If the target HbA1c level is not achieved on dual therapy, consider triple therapy combinations (TABLE 3).1
In Mr. C's case, a third oral agent could be added, but DPP-4 and SGLT2 are unlikely to get his HbA1c below 7%. TZD may get his HbA1c into the desired range but is associated with adverse effects such as heart failure, edema, and weight gain. Mr. C agrees instead to start a basal insulin in conjunction with metformin. You could continue the SU, but you decide to stop it because the additive effect of these medications increases the risk of hypoglycemia.

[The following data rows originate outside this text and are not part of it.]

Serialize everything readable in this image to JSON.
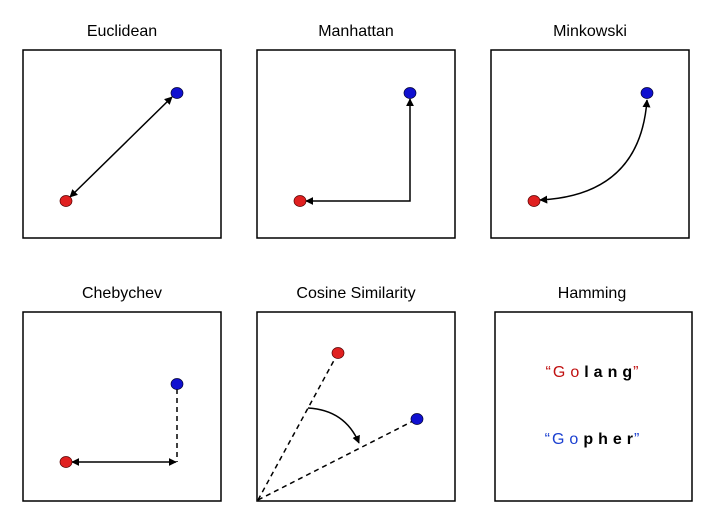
{
  "panels": {
    "euclidean": {
      "title": "Euclidean"
    },
    "manhattan": {
      "title": "Manhattan"
    },
    "minkowski": {
      "title": "Minkowski"
    },
    "chebychev": {
      "title": "Chebychev"
    },
    "cosine": {
      "title": "Cosine Similarity"
    },
    "hamming": {
      "title": "Hamming"
    }
  },
  "hamming_words": {
    "word1": {
      "open_quote": "“",
      "chars": [
        "G",
        "o",
        "l",
        "a",
        "n",
        "g"
      ],
      "close_quote": "”"
    },
    "word2": {
      "open_quote": "“",
      "chars": [
        "G",
        "o",
        "p",
        "h",
        "e",
        "r"
      ],
      "close_quote": "”"
    }
  },
  "colors": {
    "red_point": "#e02020",
    "blue_point": "#1010d0",
    "word1_match": "#c01010",
    "word2_match": "#1a3fd0",
    "mismatch": "#000000"
  }
}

CASE › Six months later Mr. C is taking metformin and insulin glargine, a basal insulin, adjusted to a fasting blood glucose of 80 to 130 mg/dL. His HbA1c is still above target at 8.4%, and the mean postprandial blood glucose is 232 mg/dL.
Mr. C is still above target for HbA1c and for postprandial blood glucose (goal: <180 mg/dL), so he needs pharmacotherapy that targets postprandial glucose elevations.1 His fasting blood glucose readings are at goal, so increasing his insulin glargine is not recommended because it could cause hypoglycemia. An oral agent other than SU could be added, but none is potent enough to lower the HbA1c to goal (TABLE 2).1 There are 3 other options:
What to do when basal insulin isn’t enough—with or without oral meds
For type 2 diabetes poorly controlled on basal insulin with or without oral agents, the 2015 ADA treatment guidelines recommend adding a GLP-1 receptor agonist or mealtime insulin.1 A less desirable alternative is to switch from basal insulin to a twice-daily premixed (biphasic) insulin analog (70/30 aspart mix or 75/25 or 50/50 lispro mix). The human NPH-Regular premixed formulations (70/30) are less costly alternatives. The disadvantage with all premixed insulins is they only cover 2 postprandial glucose elevations a day.1,6,7
These strategies can help you optimize glucose control in your patient with type 2 diabetes when basal insulin alone isn’t sufficient.